Mark Anderson, writing for the Stack wrote a very interesting article, ‘Science Goes in Search of Your Lost Files’. Gangli Liu of the Department of Computer Science at Tsinghu University in China, has developed a wizard-based, interactive tool that provides questions to end users who can’t find what they are looking for. Based on the responses, the tool will modify the algorithms to hone in on the possibilities.
The first set of criteria is based on existing metadata, for example, does the end user remember the author, date, was it printed, keywords, file name, where did they last see it. To most searches this would be the first iteration in the search process. I’m not sure a wizard would do anymore than the end user themselves would do, except for prompting for any additional information the end user recalls.
The second set of criteria digs a little deeper, and also involves gathering metadata that is currently not available as standard. The example in the article was determining an understanding of the percentage of the document the end user read, and tries to identify links between the existing metadata such as a ‘link between a file author’s name and the same person in the user’s contacts’.
I’m quite sure I have over-simplified the tool, however, have we come to expect that we need a wizard to ask us a series of questions to find a document? In a nutshell, the wizard aggregates existing metadata and then tries to find links that would identify a relationship between the query and the answer. However, this also involves indexing to find the relationship. For an organization with millions of documents, I would question the scalability as well as the performance required to index millions of documents for all end user searches.

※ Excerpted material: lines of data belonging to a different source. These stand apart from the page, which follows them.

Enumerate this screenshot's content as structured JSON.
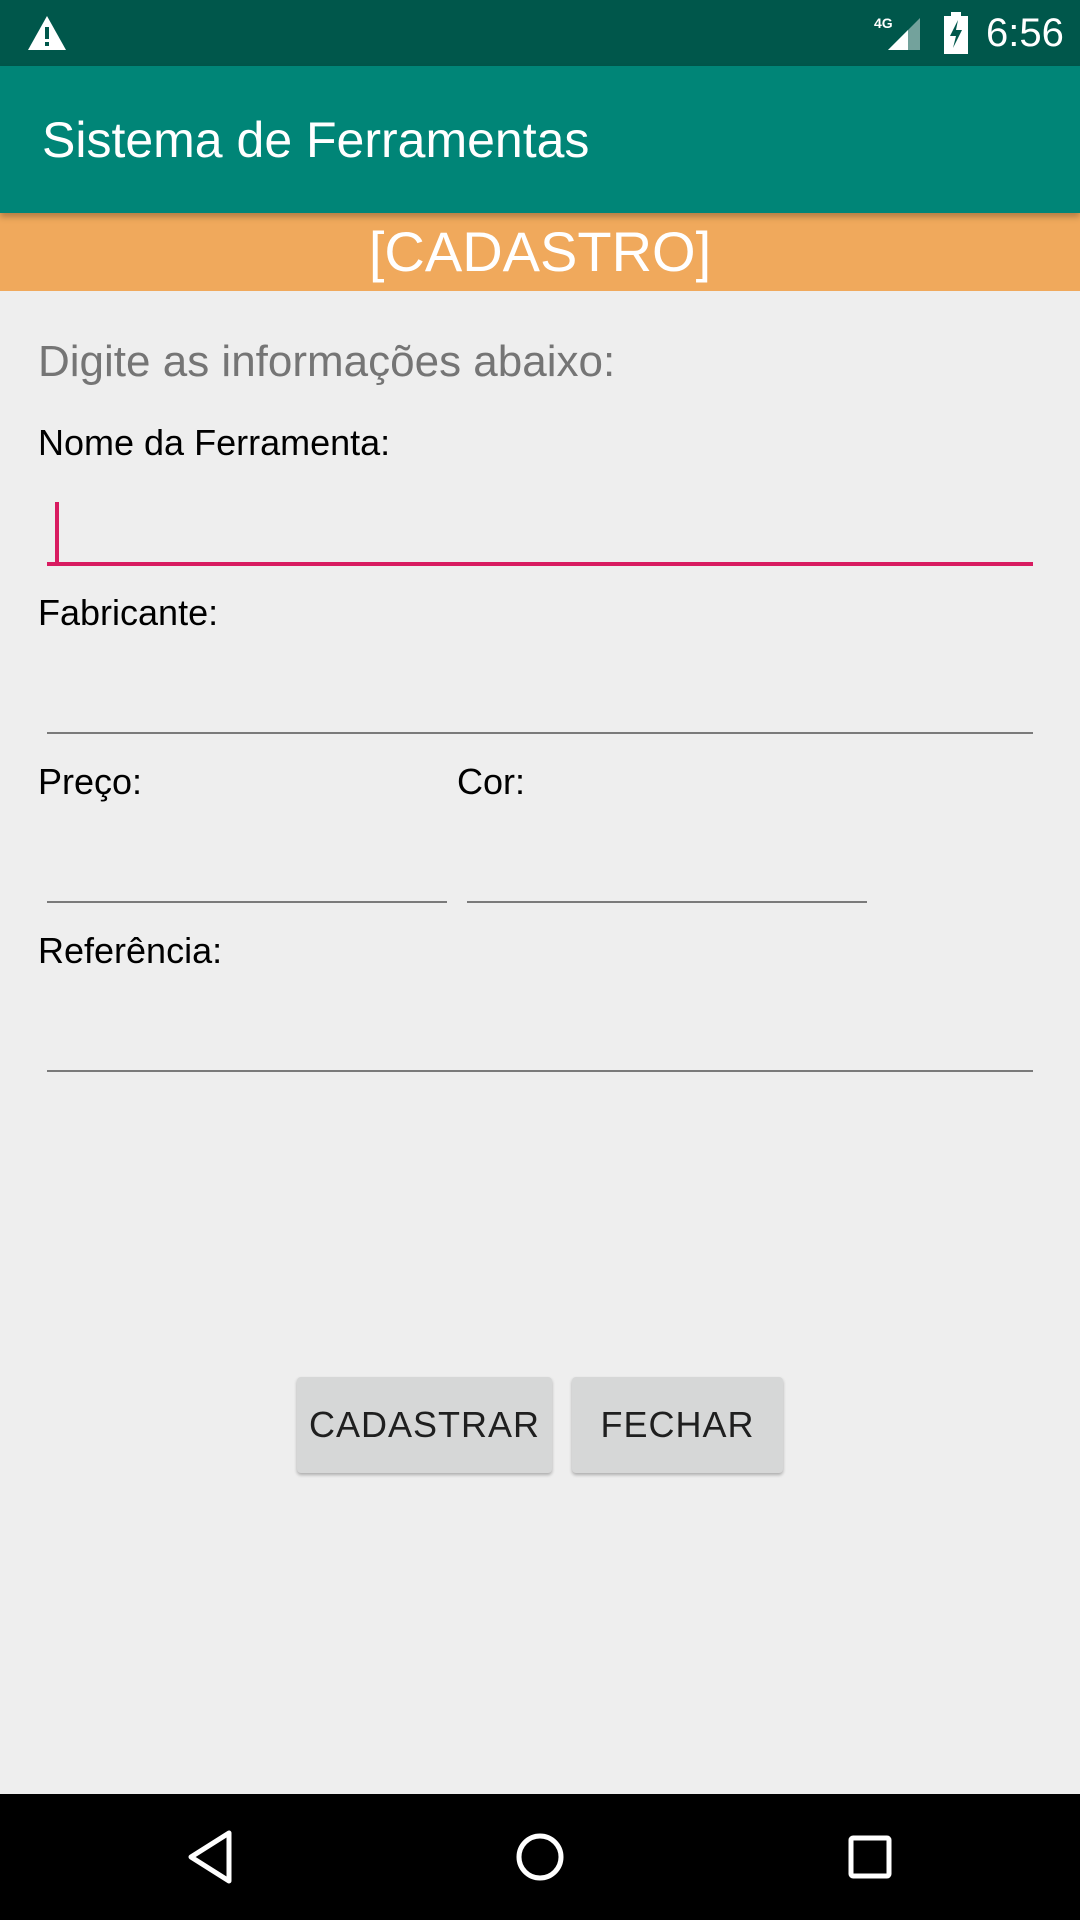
{
  "status_bar": {
    "time": "6:56",
    "network": "4G",
    "icons": [
      "warning-icon",
      "signal-icon",
      "battery-charging-icon"
    ]
  },
  "app_bar": {
    "title": "Sistema de Ferramentas"
  },
  "banner": {
    "text": "[CADASTRO]",
    "color": "#f0a95c"
  },
  "form": {
    "instruction": "Digite as informações abaixo:",
    "fields": {
      "nome": {
        "label": "Nome da Ferramenta:",
        "value": "",
        "focused": true
      },
      "fabricante": {
        "label": "Fabricante:",
        "value": ""
      },
      "preco": {
        "label": "Preço:",
        "value": ""
      },
      "cor": {
        "label": "Cor:",
        "value": ""
      },
      "referencia": {
        "label": "Referência:",
        "value": ""
      }
    }
  },
  "buttons": {
    "cadastrar": "CADASTRAR",
    "fechar": "FECHAR"
  },
  "nav_bar": {
    "icons": [
      "back-icon",
      "home-icon",
      "recents-icon"
    ]
  },
  "colors": {
    "status_bar": "#00574b",
    "app_bar": "#008577",
    "accent": "#d81b60",
    "background": "#eeeeee"
  }
}
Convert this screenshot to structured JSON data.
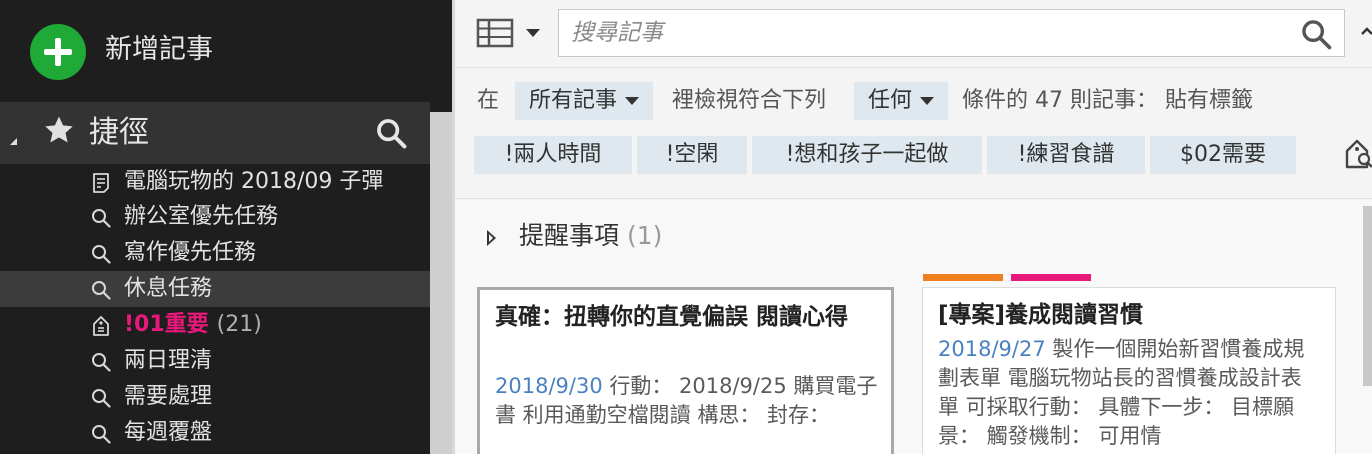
{
  "sidebar": {
    "new_note_label": "新增記事",
    "shortcuts_title": "捷徑",
    "items": [
      {
        "label": "電腦玩物的 2018/09 子彈",
        "icon": "note-icon",
        "count": "",
        "active": false,
        "important": false
      },
      {
        "label": "辦公室優先任務",
        "icon": "search-icon",
        "count": "",
        "active": false,
        "important": false
      },
      {
        "label": "寫作優先任務",
        "icon": "search-icon",
        "count": "",
        "active": false,
        "important": false
      },
      {
        "label": "休息任務",
        "icon": "search-icon",
        "count": "",
        "active": true,
        "important": false
      },
      {
        "label": "!01重要",
        "icon": "tag-icon",
        "count": "(21)",
        "active": false,
        "important": true
      },
      {
        "label": "兩日理清",
        "icon": "search-icon",
        "count": "",
        "active": false,
        "important": false
      },
      {
        "label": "需要處理",
        "icon": "search-icon",
        "count": "",
        "active": false,
        "important": false
      },
      {
        "label": "每週覆盤",
        "icon": "search-icon",
        "count": "",
        "active": false,
        "important": false
      }
    ]
  },
  "toolbar": {
    "search_placeholder": "搜尋記事",
    "search_value": ""
  },
  "filter": {
    "prefix": "在",
    "scope": "所有記事",
    "mid": "裡檢視符合下列",
    "match": "任何",
    "suffix": "條件的 47 則記事： 貼有標籤",
    "tags": [
      "!兩人時間",
      "!空閑",
      "!想和孩子一起做",
      "!練習食譜",
      "$02需要"
    ]
  },
  "reminders": {
    "label": "提醒事項",
    "count": "(1)"
  },
  "cards": [
    {
      "title": "真確：扭轉你的直覺偏誤 閱讀心得",
      "date": "2018/9/30",
      "body": " 行動： 2018/9/25 購買電子書 利用通勤空檔閱讀 構思： 封存："
    },
    {
      "title": "[專案]養成閱讀習慣",
      "date": "2018/9/27",
      "body": " 製作一個開始新習慣養成規劃表單 電腦玩物站長的習慣養成設計表單 可採取行動： 具體下一步： 目標願景： 觸發機制： 可用情"
    }
  ],
  "colors": {
    "accent_green": "#1fa937",
    "important_pink": "#e8197a",
    "date_blue": "#4a82c0",
    "card2_bar_orange": "#f07f1f",
    "card2_bar_pink": "#e8197a"
  }
}
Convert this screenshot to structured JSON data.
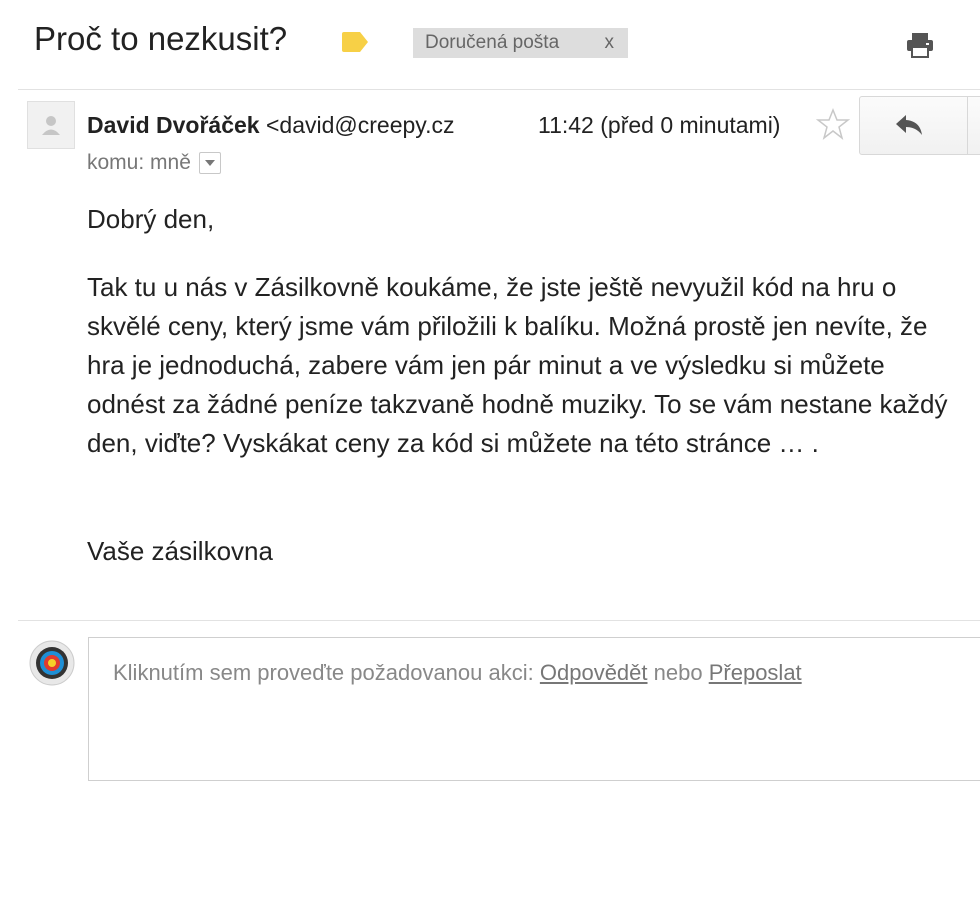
{
  "header": {
    "subject": "Proč to nezkusit?",
    "label_color": "#f7d046",
    "inbox_label": "Doručená pošta",
    "inbox_remove": "x",
    "print_icon": "printer-icon"
  },
  "message": {
    "sender_name": "David Dvořáček",
    "sender_email": "<david@creepy.cz",
    "time": "11:42 (před 0 minutami)",
    "recipient": "komu: mně",
    "star_icon": "star-outline-icon",
    "reply_icon": "reply-arrow-icon"
  },
  "body": {
    "greeting": "Dobrý den,",
    "paragraph": "Tak tu u nás v Zásilkovně koukáme, že jste ještě nevyužil kód na hru o skvělé ceny, který jsme vám přiložili k balíku. Možná prostě jen nevíte, že hra je jednoduchá, zabere vám jen pár minut a ve výsledku si můžete odnést za žádné peníze takzvaně hodně muziky. To se vám nestane každý den, viďte? Vyskákat ceny za kód si můžete na této stránce … .",
    "signature": "Vaše zásilkovna"
  },
  "reply": {
    "prompt": "Kliknutím sem proveďte požadovanou akci:",
    "reply_link": "Odpovědět",
    "or": "nebo",
    "forward_link": "Přeposlat"
  }
}
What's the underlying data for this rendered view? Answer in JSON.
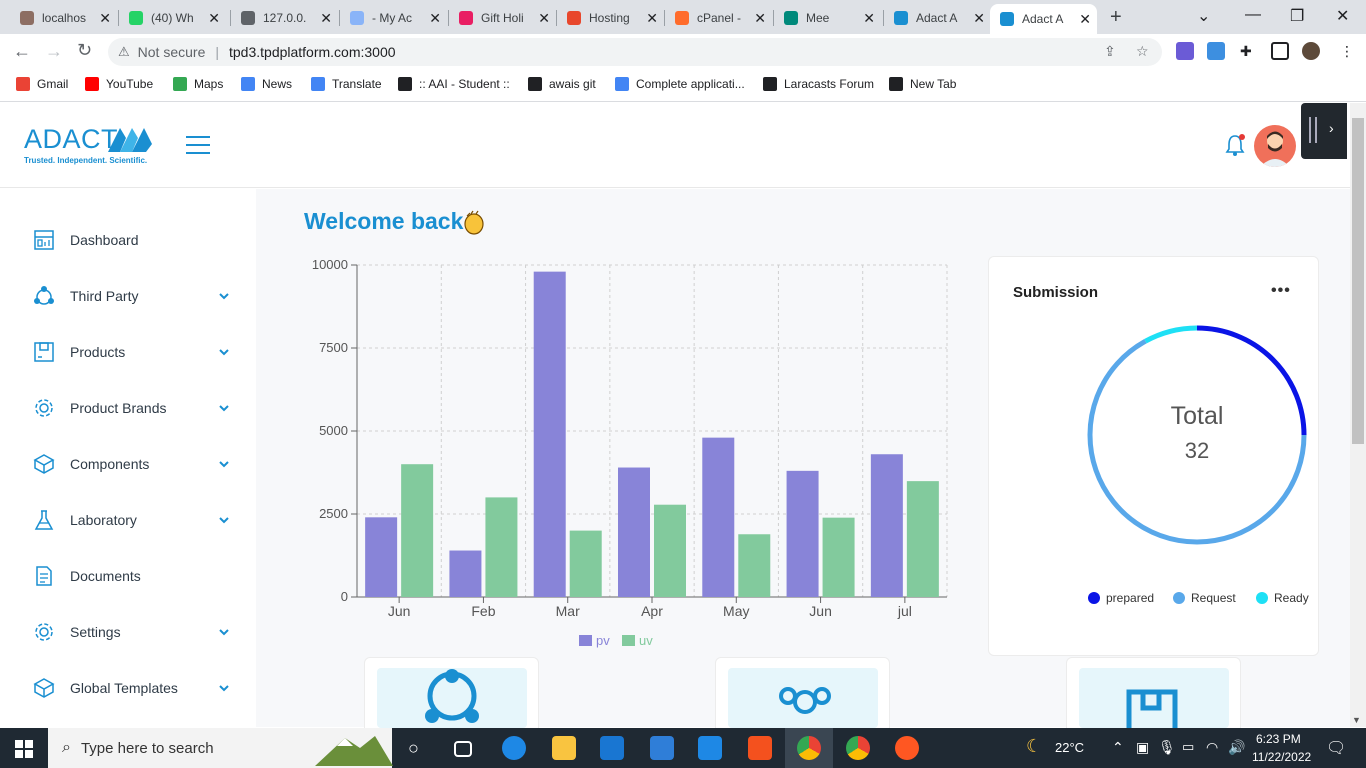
{
  "browser": {
    "tabs": [
      {
        "title": "localhos",
        "color": "#8d6e63"
      },
      {
        "title": "(40) Wh",
        "color": "#25d366"
      },
      {
        "title": "127.0.0.",
        "color": "#5f6368"
      },
      {
        "title": "- My Ac",
        "color": "#8ab4f8"
      },
      {
        "title": "Gift Holi",
        "color": "#e91e63"
      },
      {
        "title": "Hosting",
        "color": "#e8472c"
      },
      {
        "title": "cPanel -",
        "color": "#ff6c2c"
      },
      {
        "title": "Mee",
        "color": "#00897b"
      },
      {
        "title": "Adact A",
        "color": "#1a8fd1"
      },
      {
        "title": "Adact A",
        "color": "#1a8fd1"
      }
    ],
    "address": {
      "warning": "Not secure",
      "url": "tpd3.tpdplatform.com:3000"
    },
    "bookmarks": [
      {
        "label": "Gmail",
        "color": "#ea4335"
      },
      {
        "label": "YouTube",
        "color": "#ff0000"
      },
      {
        "label": "Maps",
        "color": "#34a853"
      },
      {
        "label": "News",
        "color": "#4285f4"
      },
      {
        "label": "Translate",
        "color": "#4285f4"
      },
      {
        "label": ":: AAI - Student ::",
        "color": "#202124"
      },
      {
        "label": "awais git",
        "color": "#202124"
      },
      {
        "label": "Complete applicati...",
        "color": "#4285f4"
      },
      {
        "label": "Laracasts Forum",
        "color": "#202124"
      },
      {
        "label": "New Tab",
        "color": "#202124"
      }
    ]
  },
  "app": {
    "logo": {
      "name": "ADACT",
      "tagline": "Trusted. Independent. Scientific."
    },
    "accent": "#1a8fd1",
    "welcome": "Welcome back"
  },
  "sidebar": {
    "items": [
      {
        "label": "Dashboard",
        "icon": "dashboard-icon",
        "expandable": false
      },
      {
        "label": "Third Party",
        "icon": "network-icon",
        "expandable": true
      },
      {
        "label": "Products",
        "icon": "product-icon",
        "expandable": true
      },
      {
        "label": "Product Brands",
        "icon": "gear-icon",
        "expandable": true
      },
      {
        "label": "Components",
        "icon": "cube-icon",
        "expandable": true
      },
      {
        "label": "Laboratory",
        "icon": "flask-icon",
        "expandable": true
      },
      {
        "label": "Documents",
        "icon": "document-icon",
        "expandable": false
      },
      {
        "label": "Settings",
        "icon": "gear-icon",
        "expandable": true
      },
      {
        "label": "Global Templates",
        "icon": "cube-icon",
        "expandable": true
      }
    ]
  },
  "chart_data": {
    "type": "bar",
    "categories": [
      "Jun",
      "Feb",
      "Mar",
      "Apr",
      "May",
      "Jun",
      "jul"
    ],
    "series": [
      {
        "name": "pv",
        "color": "#8884d8",
        "values": [
          2400,
          1400,
          9800,
          3900,
          4800,
          3800,
          4300
        ]
      },
      {
        "name": "uv",
        "color": "#82ca9d",
        "values": [
          4000,
          3000,
          2000,
          2780,
          1890,
          2390,
          3490
        ]
      }
    ],
    "yticks": [
      "0",
      "2500",
      "5000",
      "7500",
      "10000"
    ],
    "ylim": [
      0,
      10000
    ],
    "grid": true,
    "legend": "bottom"
  },
  "submission": {
    "title": "Submission",
    "more": "•••",
    "total_label": "Total",
    "total_value": "32",
    "legend": [
      {
        "label": "prepared",
        "color": "#0a14e6"
      },
      {
        "label": "Request",
        "color": "#59a8ea"
      },
      {
        "label": "Ready",
        "color": "#1ee0f5"
      }
    ],
    "slices": [
      {
        "label": "prepared",
        "value": 0.25
      },
      {
        "label": "Request",
        "value": 0.67
      },
      {
        "label": "Ready",
        "value": 0.08
      }
    ]
  },
  "taskbar": {
    "search_placeholder": "Type here to search",
    "weather": "22°C",
    "time": "6:23 PM",
    "date": "11/22/2022"
  }
}
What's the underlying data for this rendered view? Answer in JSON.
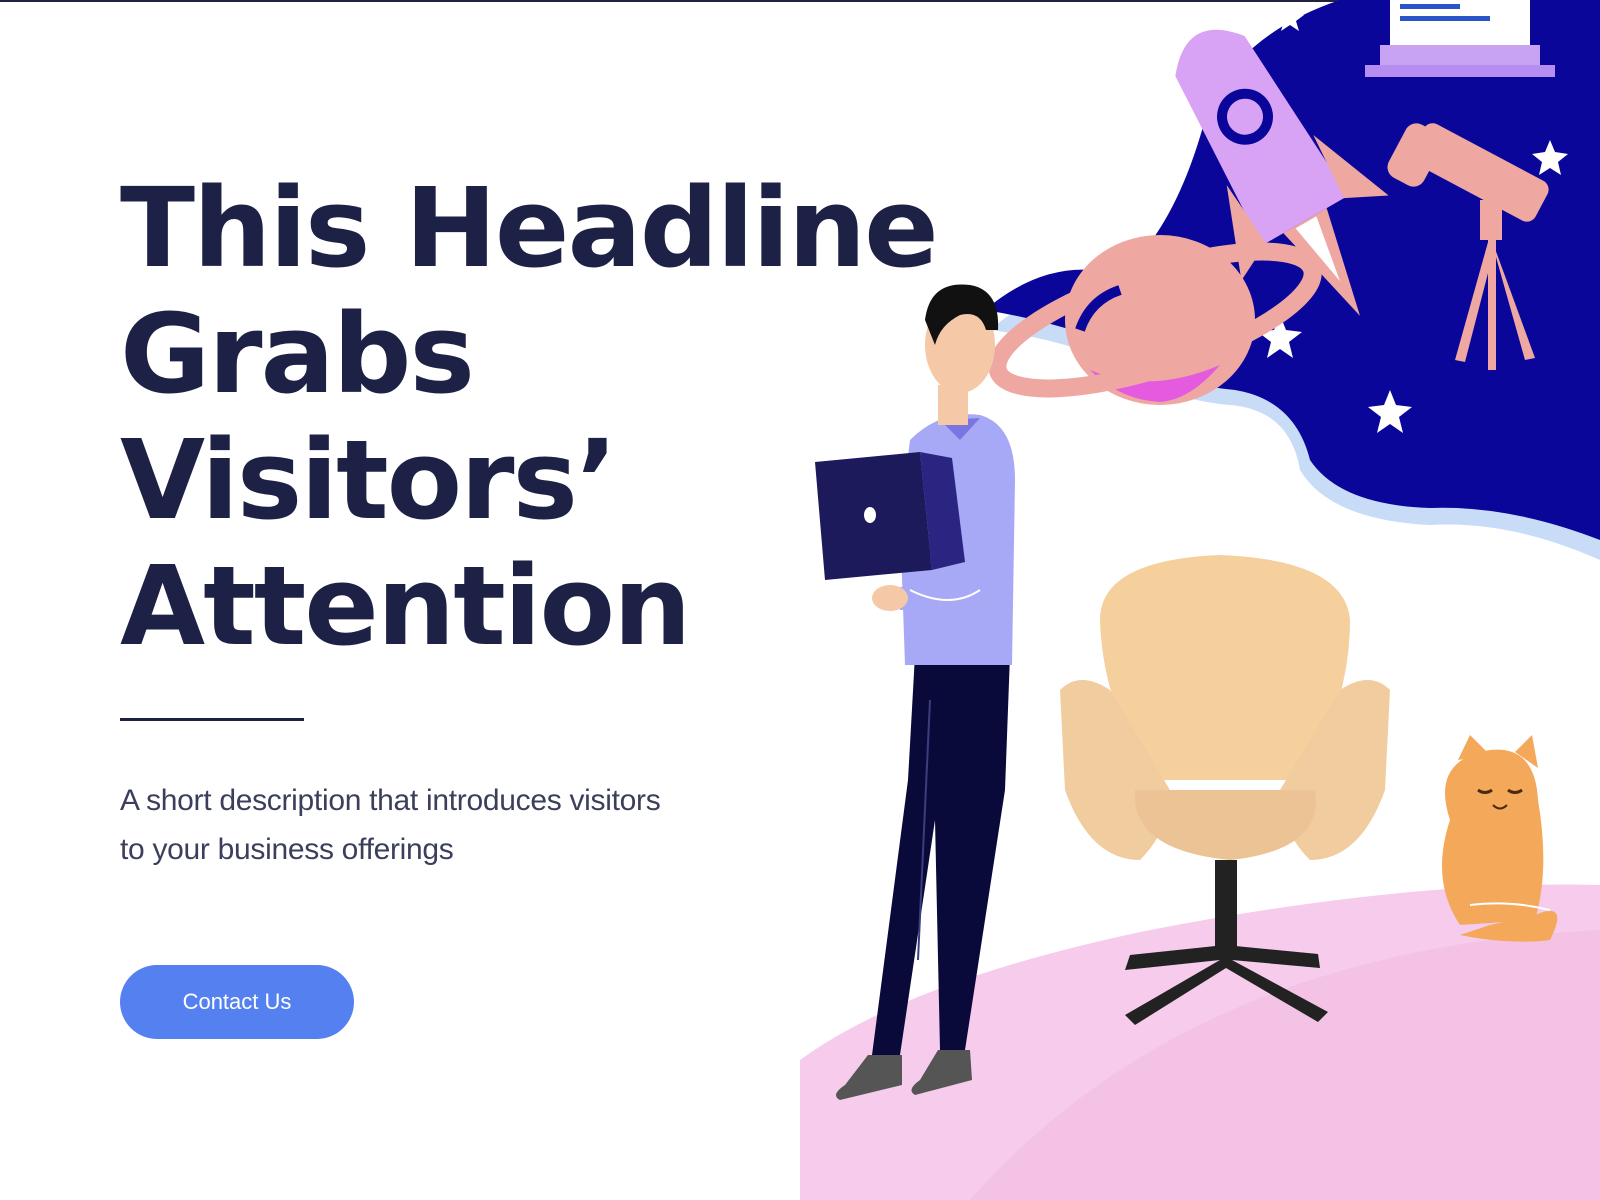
{
  "hero": {
    "headline_lines": [
      "This Headline",
      "Grabs",
      "Visitors’",
      "Attention"
    ],
    "description": "A short description that introduces visitors to your business offerings",
    "cta_label": "Contact Us"
  },
  "illustration": {
    "icons": [
      "person-icon",
      "laptop-icon",
      "rocket-icon",
      "planet-icon",
      "telescope-icon",
      "star-icon",
      "chair-icon",
      "cat-icon",
      "monitor-icon"
    ]
  },
  "colors": {
    "headline": "#1d2145",
    "cta_background": "#5580f0",
    "night_sky": "#0a0699",
    "floor": "#f5c9ea"
  }
}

Would end users be willing to submit to several questions to locate the appropriate document? The effectiveness relies on the quality of metadata available. In this instance, if the basic metadata doesn’t return the correct response, then the wizard must use (or create a new algorithm) to answer the user’s query. We solve the metadata generation issue through the ability to automatically generate compound term metadata, which is metadata that consists of four to five words that represent a concept. The end user is not involved in the tagging, unless authorized. The end result is the ability to identify what the user is seeking simply by using the concept string, or keyword, the end user entered. If the end result isn’t quite what the user is looking for, faceted search will display the hierarchy of the taxonomy so the user can find possibilities and explore the relationships among documents that never would have occurred.